As to how this might actually be implemented, so far the best I can think of is something like POWER where due to the topology, certain cores may snoop each others' store buffers. Relaxed and acquire loads may do this, but sequentially consistent loads may not; they go directly to the coherent L1d cache. Release and sequentially consistent stores are preceded by a barrier which completely drains the store buffer. In that case, it's possible that AL1 observes AS1 by snooping the store buffer, then executes BS1 which commits immediately; whereas AS1 does not commit globally until sometime later.

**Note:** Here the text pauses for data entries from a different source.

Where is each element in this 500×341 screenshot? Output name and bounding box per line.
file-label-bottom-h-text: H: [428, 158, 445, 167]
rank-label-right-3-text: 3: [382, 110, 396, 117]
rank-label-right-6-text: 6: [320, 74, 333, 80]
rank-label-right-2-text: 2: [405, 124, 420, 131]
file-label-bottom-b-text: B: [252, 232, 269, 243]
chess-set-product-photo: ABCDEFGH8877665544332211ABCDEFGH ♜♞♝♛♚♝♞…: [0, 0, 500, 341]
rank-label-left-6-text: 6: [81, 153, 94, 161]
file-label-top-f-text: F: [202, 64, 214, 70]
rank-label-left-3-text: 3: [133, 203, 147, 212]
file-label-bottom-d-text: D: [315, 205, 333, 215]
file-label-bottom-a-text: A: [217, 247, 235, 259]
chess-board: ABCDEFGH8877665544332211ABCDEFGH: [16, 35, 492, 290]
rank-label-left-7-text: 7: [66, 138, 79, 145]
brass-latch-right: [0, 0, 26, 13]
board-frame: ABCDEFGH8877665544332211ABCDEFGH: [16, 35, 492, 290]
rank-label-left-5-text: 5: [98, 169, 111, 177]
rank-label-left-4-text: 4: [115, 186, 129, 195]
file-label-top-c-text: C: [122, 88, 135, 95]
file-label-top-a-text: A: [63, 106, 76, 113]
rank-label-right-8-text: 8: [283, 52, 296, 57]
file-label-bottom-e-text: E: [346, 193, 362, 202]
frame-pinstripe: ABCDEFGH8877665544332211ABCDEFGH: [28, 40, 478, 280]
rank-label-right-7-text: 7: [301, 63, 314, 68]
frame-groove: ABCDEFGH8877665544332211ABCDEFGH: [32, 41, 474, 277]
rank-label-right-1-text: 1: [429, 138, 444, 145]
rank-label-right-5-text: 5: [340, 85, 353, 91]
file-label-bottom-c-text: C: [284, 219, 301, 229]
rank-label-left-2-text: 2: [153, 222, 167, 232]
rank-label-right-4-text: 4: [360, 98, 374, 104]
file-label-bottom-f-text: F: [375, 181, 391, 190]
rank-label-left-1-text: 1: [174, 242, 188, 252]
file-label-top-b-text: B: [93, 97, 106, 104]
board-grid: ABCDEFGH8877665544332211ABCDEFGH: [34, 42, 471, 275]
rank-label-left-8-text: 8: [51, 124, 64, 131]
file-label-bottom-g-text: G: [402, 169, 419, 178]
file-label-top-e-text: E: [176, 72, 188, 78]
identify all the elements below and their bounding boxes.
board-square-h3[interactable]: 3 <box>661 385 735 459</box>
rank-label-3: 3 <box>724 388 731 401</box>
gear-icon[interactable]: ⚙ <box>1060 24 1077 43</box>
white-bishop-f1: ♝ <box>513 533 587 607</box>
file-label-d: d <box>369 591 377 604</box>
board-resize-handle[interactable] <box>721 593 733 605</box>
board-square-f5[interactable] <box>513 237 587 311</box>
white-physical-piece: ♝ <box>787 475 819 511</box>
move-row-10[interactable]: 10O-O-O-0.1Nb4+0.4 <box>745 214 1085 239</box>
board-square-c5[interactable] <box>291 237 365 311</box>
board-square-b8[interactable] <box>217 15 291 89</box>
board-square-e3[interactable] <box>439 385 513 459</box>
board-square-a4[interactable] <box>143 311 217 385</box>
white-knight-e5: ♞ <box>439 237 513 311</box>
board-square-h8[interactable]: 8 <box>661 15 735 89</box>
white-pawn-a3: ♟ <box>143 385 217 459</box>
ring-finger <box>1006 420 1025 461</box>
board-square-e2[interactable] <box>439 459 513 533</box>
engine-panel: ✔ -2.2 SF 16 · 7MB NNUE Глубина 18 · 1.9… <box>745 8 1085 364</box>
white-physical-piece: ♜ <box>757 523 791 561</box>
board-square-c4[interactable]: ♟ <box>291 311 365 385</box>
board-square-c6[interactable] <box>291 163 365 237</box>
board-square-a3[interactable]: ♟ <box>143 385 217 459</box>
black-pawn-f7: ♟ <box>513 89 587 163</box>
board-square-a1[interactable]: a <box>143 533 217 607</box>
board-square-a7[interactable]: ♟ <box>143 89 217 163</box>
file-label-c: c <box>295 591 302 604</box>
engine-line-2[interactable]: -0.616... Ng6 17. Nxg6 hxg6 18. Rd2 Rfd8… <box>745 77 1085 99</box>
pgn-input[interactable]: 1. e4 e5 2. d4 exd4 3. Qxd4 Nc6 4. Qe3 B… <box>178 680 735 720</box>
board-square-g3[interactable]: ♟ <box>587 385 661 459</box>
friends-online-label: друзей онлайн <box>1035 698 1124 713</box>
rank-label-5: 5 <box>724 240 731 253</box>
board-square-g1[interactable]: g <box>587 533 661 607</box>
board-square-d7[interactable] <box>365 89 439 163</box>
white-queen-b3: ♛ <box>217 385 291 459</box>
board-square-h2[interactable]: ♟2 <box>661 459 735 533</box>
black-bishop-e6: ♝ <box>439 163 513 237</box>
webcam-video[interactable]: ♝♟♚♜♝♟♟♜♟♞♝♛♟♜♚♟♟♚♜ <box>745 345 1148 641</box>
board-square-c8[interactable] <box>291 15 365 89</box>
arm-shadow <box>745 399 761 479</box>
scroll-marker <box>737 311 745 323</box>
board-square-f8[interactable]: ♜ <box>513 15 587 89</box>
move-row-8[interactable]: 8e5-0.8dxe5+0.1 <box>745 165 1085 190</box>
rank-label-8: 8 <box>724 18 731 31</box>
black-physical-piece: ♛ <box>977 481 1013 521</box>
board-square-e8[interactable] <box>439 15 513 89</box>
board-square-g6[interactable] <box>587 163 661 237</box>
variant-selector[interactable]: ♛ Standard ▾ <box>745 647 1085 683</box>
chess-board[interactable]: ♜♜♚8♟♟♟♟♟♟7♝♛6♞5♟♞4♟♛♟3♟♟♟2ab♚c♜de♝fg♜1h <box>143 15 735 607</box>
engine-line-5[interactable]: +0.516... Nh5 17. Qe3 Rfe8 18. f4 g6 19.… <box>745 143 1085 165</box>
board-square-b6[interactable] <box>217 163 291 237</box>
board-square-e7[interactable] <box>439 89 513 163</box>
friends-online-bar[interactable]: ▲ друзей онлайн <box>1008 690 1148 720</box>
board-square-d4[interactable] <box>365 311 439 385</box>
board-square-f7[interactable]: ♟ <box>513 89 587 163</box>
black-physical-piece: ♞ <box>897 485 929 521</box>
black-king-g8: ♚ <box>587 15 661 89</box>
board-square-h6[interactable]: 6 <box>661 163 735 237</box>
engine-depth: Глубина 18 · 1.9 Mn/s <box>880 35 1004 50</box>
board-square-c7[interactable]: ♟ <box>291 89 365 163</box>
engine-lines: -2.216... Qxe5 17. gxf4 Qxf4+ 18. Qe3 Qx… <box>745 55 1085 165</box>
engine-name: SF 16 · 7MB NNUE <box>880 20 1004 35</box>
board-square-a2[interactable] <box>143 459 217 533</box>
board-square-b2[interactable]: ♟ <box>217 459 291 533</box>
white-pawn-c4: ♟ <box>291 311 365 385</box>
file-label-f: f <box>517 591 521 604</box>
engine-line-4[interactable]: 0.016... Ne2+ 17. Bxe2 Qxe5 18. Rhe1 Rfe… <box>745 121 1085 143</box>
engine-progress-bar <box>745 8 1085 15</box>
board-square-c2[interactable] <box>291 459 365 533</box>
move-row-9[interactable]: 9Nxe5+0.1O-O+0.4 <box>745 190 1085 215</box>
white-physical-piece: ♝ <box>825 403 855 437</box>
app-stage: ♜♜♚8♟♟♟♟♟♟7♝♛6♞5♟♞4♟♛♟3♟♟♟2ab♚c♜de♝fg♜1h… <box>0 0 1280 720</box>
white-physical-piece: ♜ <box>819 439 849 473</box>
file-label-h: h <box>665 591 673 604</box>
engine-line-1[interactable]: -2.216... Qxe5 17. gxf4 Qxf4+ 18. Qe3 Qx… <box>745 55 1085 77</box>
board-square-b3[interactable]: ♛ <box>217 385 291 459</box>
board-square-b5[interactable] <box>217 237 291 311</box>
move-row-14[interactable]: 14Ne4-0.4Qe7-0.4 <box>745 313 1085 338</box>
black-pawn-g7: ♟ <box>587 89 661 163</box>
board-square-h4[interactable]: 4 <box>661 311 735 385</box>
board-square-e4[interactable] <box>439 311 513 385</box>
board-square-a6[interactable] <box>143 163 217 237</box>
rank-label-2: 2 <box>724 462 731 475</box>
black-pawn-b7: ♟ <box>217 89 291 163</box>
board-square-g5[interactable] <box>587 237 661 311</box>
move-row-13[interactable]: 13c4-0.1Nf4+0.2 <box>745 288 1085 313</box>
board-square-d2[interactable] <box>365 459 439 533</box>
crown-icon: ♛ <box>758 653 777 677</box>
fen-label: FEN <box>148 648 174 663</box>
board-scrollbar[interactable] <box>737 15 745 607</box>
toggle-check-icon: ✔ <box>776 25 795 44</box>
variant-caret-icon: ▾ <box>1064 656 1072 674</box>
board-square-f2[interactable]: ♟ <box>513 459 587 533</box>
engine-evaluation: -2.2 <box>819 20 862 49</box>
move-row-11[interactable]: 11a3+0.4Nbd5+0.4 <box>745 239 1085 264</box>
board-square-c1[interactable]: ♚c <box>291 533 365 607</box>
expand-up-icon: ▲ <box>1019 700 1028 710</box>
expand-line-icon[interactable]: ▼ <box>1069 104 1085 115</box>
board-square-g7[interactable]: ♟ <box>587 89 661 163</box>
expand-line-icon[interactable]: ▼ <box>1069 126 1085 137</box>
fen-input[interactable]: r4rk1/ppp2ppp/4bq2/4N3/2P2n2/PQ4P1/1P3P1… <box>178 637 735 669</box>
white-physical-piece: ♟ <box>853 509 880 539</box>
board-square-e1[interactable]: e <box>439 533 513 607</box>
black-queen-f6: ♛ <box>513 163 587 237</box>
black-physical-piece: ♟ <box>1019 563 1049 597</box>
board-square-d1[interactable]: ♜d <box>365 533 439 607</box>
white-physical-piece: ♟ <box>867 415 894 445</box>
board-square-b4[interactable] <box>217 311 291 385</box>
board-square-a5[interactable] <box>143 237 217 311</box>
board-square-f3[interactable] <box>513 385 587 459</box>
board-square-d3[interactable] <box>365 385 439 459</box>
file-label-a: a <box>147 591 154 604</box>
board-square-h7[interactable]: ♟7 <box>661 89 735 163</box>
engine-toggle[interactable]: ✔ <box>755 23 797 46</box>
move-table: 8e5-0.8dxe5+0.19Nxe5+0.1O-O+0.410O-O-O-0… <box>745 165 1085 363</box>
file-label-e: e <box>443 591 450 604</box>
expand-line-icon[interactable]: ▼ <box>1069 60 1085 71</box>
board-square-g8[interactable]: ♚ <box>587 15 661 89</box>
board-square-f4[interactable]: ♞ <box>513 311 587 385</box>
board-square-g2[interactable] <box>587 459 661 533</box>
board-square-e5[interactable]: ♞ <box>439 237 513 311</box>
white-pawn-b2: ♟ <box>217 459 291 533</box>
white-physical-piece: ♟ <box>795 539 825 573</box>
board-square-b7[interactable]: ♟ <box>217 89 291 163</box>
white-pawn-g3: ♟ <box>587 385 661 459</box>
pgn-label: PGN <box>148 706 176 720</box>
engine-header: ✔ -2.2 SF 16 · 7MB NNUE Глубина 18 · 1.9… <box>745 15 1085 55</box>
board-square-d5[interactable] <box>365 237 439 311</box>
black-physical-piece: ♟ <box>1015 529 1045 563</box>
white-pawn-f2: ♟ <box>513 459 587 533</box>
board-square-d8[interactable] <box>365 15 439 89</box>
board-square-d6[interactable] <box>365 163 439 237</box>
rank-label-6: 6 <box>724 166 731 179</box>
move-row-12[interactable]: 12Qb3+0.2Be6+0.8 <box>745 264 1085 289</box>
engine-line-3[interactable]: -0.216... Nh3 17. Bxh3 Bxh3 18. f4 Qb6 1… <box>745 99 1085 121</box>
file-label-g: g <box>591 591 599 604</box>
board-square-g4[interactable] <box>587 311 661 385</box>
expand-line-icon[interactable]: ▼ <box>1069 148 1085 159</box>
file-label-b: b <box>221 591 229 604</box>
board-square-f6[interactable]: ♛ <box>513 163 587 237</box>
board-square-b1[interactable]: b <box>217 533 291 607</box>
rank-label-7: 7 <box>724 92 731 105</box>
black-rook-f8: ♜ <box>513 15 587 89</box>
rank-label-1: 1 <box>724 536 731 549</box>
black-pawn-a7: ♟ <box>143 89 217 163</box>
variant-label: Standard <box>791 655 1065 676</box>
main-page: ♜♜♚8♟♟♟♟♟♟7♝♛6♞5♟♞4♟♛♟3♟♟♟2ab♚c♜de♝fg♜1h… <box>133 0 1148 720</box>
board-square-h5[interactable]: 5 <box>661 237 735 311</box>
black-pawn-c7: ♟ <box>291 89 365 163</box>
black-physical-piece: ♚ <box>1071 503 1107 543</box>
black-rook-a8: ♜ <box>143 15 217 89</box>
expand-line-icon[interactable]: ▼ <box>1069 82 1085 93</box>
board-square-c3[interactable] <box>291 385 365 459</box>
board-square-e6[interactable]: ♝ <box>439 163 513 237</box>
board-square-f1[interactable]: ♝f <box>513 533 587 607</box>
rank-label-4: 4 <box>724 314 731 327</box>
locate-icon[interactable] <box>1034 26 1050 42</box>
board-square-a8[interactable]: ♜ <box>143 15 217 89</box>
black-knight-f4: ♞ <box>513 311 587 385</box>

If the synchronization between thr1 and thr2 were done by a release-acquire pair in which the release store wasn't AS1 itself but a separate store, then the barrier preceding that second store would ensure that AS1 was globally visible before AL1 and thus before BS1, which is the third case in the "strongly happens before" definition. So I think this model would provide all the C++ ordering semantics.